Fuddland
Yes, sorry, yet more talk about spam. It’s a fairly hot topic at the moment, regardless of those essays I am trying to forget I ever read, what with a new report indicating things are getting worse and worse.
Wanadoo have announced new anti-spam tools for their webmail service: automatic filtering of spam into a junk mail folder, and the facility to train this filter through the use of “spam” and “not spam” buttoms.
This sounds all well and good, except I was slightly perturbed by this paragraph in their email describing this new service:
Occasionally our spam filters may mistake a genuine email for spam and tag it. If we have tagged a genuine message to you, you can now report this by selecting the tagged email and clicking on the new “Not Spam” button. The email will then be sent to our anti-spam team, who will review and use it to train our system’s filters.
[My emphasis. A similar description can be found in their webmail help pages.] That last sentence smacks of “invasion of privacy” to me, with no choice to opt-out, and is precisely what all the controversy surrounding Google’s Gmail service was all about: whilst Google kept emphasising that no human would actually read anyone’s emails in the process of providing bespoke advertisements, Wanadoo’s policy seems to imply that this is indeed what will happen — and no-one wants complete strangers to “review” a private email which a filter suspected was spam.
Okay, taking off my Nicky Campbell hat now…

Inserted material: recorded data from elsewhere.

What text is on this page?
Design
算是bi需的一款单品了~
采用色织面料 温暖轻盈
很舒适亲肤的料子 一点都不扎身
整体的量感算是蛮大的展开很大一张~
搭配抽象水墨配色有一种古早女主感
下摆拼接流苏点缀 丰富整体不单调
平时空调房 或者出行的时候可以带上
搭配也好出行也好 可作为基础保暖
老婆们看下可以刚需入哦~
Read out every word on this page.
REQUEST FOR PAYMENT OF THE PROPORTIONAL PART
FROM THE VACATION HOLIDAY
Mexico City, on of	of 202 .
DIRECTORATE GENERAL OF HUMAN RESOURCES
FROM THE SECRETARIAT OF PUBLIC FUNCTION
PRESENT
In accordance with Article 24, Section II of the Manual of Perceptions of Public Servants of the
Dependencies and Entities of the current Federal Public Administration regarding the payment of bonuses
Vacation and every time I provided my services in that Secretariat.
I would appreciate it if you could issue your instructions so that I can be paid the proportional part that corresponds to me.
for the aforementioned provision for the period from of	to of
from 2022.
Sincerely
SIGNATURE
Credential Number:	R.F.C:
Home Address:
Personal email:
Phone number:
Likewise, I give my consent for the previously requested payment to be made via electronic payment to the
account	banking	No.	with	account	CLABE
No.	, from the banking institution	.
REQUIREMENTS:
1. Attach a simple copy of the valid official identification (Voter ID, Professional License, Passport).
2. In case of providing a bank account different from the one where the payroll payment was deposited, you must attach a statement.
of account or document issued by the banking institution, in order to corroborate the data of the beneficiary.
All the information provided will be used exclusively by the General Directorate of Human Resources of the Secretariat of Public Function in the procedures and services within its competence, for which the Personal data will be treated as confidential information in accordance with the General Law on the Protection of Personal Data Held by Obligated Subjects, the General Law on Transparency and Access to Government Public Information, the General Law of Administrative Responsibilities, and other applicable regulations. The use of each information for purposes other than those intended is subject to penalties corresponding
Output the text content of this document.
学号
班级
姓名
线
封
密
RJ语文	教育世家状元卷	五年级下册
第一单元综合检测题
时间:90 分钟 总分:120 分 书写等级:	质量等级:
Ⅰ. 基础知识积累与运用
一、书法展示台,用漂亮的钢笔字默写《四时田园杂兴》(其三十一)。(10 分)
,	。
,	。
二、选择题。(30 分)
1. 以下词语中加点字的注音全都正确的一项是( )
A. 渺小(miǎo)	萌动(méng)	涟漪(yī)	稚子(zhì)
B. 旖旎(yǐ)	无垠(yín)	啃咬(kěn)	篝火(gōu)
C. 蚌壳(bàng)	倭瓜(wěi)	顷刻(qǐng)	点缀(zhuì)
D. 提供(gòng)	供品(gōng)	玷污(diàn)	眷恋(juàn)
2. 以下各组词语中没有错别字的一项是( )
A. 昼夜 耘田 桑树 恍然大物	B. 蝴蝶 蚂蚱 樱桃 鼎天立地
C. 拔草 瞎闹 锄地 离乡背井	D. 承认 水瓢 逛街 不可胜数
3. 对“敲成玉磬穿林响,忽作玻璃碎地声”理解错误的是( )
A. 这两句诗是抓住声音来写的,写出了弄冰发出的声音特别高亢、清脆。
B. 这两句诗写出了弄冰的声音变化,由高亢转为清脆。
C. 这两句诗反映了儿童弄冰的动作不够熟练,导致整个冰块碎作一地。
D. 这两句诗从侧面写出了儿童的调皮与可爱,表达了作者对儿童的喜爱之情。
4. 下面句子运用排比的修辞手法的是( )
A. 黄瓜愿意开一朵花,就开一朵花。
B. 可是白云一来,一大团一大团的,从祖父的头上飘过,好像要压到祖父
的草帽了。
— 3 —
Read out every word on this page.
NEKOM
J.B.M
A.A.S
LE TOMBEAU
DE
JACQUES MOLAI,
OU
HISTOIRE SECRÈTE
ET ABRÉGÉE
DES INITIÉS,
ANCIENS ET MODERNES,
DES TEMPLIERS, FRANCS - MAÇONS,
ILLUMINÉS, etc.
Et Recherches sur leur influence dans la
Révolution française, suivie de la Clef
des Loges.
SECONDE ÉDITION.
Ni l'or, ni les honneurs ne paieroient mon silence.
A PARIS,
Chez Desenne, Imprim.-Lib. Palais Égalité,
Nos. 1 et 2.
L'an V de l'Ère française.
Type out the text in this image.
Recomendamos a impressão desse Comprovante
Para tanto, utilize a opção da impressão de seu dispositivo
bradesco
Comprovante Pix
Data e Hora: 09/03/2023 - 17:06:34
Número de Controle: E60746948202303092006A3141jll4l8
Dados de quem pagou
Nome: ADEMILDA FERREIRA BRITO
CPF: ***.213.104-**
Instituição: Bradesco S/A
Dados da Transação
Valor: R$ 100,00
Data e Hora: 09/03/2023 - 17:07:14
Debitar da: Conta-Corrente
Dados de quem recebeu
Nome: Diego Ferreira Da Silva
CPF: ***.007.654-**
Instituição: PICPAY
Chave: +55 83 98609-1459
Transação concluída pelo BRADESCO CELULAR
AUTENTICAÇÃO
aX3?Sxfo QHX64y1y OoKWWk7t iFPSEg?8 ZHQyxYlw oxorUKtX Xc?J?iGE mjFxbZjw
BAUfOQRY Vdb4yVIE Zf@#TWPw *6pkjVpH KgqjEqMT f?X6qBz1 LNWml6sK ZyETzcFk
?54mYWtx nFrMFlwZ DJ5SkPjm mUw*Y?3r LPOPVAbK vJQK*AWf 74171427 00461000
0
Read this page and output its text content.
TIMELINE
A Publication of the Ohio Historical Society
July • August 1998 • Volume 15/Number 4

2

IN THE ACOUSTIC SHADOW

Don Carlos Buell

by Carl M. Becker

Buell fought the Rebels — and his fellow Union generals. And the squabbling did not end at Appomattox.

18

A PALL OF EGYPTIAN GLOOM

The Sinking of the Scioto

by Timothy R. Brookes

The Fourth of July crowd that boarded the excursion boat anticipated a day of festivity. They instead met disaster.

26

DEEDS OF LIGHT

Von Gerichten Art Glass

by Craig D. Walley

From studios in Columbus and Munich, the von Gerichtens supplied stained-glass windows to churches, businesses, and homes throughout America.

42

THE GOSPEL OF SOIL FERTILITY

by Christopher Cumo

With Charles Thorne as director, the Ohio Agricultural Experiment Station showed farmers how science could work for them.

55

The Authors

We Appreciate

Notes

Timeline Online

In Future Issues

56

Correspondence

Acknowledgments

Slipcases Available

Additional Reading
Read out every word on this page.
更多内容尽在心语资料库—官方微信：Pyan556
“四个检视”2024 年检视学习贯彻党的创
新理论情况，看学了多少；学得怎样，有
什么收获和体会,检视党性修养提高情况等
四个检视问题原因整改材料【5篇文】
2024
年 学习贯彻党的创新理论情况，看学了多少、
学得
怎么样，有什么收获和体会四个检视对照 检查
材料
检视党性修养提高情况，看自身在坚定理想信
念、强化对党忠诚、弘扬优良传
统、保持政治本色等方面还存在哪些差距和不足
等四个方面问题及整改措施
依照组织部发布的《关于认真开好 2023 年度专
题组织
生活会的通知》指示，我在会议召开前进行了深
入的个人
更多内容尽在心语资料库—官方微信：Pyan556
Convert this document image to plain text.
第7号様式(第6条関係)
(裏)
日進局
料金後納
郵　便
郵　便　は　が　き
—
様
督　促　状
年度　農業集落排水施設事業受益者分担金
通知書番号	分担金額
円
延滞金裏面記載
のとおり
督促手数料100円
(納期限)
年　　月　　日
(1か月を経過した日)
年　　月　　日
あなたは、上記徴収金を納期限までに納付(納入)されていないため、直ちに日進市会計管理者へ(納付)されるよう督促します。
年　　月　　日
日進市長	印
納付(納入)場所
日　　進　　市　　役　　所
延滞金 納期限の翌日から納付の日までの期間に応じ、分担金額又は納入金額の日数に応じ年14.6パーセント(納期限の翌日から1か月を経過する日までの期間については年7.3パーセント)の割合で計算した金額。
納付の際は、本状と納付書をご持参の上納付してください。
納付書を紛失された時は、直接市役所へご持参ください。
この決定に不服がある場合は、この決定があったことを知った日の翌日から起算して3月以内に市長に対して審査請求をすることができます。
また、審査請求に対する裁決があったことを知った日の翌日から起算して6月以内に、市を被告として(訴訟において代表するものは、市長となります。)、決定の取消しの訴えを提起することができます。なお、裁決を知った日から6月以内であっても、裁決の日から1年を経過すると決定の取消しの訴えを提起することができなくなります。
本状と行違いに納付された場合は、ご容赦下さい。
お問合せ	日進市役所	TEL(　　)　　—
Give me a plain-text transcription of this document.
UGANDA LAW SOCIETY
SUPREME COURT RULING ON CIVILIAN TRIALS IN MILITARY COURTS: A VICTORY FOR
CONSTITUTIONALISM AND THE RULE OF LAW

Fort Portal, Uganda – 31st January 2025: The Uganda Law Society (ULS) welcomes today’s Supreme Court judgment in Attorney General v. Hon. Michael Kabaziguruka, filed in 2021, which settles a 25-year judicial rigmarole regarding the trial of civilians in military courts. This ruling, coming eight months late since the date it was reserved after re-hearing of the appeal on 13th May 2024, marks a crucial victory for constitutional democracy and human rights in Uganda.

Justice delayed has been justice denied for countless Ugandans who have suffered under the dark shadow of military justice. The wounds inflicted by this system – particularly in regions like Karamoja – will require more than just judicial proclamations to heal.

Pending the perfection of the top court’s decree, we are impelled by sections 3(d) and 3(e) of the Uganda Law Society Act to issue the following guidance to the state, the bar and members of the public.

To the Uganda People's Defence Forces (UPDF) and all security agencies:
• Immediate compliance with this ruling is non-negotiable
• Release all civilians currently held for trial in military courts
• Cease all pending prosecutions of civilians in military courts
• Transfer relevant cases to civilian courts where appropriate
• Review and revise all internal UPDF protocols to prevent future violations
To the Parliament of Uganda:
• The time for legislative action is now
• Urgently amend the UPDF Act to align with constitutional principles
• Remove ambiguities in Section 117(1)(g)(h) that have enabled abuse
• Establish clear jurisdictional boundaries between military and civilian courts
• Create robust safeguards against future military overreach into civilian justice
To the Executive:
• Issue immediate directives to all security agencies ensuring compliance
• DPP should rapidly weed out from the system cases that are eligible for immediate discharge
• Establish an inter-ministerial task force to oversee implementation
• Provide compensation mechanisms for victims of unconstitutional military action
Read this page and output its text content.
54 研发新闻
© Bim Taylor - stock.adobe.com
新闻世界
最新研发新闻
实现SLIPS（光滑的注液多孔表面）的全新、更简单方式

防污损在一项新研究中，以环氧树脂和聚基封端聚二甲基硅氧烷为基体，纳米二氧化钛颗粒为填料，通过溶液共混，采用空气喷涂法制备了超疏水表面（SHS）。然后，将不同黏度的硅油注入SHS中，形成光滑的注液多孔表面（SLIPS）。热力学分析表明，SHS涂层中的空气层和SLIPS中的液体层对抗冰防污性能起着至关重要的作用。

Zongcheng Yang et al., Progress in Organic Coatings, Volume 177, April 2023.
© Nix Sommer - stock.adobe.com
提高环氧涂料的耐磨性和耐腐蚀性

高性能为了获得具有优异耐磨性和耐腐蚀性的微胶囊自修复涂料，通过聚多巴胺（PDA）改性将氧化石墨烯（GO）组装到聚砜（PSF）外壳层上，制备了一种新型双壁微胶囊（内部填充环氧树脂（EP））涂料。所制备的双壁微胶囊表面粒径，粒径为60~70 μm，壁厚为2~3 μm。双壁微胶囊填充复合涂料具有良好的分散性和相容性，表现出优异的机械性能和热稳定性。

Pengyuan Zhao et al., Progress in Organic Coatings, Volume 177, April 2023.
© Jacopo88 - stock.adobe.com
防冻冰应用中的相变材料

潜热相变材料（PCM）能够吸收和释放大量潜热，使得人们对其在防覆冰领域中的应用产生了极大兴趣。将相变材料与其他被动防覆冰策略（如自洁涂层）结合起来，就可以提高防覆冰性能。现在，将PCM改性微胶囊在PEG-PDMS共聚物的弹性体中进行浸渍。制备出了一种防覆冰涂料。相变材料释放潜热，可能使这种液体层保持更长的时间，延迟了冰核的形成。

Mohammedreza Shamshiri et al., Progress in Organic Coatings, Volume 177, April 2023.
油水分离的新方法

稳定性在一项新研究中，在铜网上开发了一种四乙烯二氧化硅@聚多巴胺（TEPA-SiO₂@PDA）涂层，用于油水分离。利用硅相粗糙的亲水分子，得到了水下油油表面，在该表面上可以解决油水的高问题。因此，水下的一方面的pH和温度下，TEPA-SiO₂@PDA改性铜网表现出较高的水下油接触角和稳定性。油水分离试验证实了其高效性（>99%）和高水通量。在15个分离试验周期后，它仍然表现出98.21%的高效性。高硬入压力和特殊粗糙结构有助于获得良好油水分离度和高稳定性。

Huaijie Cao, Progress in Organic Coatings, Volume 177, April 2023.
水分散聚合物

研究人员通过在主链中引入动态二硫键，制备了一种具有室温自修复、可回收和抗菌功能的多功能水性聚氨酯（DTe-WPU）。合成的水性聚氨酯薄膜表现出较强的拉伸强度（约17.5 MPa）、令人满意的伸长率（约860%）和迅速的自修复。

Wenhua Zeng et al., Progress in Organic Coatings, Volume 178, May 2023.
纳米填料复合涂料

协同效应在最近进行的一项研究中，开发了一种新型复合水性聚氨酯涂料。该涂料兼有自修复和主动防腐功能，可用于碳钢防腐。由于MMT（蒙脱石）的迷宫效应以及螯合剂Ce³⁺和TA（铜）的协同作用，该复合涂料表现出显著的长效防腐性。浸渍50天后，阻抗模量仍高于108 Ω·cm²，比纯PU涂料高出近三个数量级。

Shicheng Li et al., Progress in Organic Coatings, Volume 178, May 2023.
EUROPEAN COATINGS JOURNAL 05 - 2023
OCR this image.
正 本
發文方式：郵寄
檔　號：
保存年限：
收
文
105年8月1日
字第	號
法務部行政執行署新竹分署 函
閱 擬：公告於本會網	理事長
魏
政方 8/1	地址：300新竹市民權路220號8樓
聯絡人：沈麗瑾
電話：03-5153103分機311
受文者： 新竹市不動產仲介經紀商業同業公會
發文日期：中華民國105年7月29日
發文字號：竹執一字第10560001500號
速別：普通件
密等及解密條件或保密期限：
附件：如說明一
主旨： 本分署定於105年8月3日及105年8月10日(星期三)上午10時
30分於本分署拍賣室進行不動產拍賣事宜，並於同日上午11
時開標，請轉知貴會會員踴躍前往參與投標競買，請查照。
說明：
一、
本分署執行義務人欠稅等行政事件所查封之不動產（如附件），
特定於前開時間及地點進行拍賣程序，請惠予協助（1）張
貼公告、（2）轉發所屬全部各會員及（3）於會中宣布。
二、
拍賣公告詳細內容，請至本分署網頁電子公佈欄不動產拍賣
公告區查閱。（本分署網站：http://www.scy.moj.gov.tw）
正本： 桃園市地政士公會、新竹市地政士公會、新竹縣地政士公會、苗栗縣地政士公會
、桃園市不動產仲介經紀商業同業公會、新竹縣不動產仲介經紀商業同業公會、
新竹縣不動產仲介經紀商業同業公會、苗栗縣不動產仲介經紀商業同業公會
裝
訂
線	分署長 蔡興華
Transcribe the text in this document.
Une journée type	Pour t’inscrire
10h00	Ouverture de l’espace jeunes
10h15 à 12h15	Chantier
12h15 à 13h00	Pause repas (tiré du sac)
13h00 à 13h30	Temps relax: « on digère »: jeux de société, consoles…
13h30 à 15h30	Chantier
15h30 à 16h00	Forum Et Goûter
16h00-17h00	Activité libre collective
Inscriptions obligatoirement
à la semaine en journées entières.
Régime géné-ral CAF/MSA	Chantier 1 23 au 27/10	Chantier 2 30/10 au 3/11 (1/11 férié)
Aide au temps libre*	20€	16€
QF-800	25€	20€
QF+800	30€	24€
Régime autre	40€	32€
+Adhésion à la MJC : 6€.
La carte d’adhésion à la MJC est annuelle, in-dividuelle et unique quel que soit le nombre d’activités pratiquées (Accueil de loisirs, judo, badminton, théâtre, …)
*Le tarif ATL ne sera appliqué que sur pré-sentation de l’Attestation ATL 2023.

Update. Case in point: my booking confirmation/itinerary for a flight I booked today was marked as spam by Wanadoo’s filter. Luckily I don’t use the webmail and just download my email via POP; had I been using their web-based service the message would lie in my junk mail folder until I realised [if ever] that it was there, at which point I’d have naturally clicked the “not spam” button and all my flight details would be copied to Wanadoo’s crack team of spam analysts for them to peruse.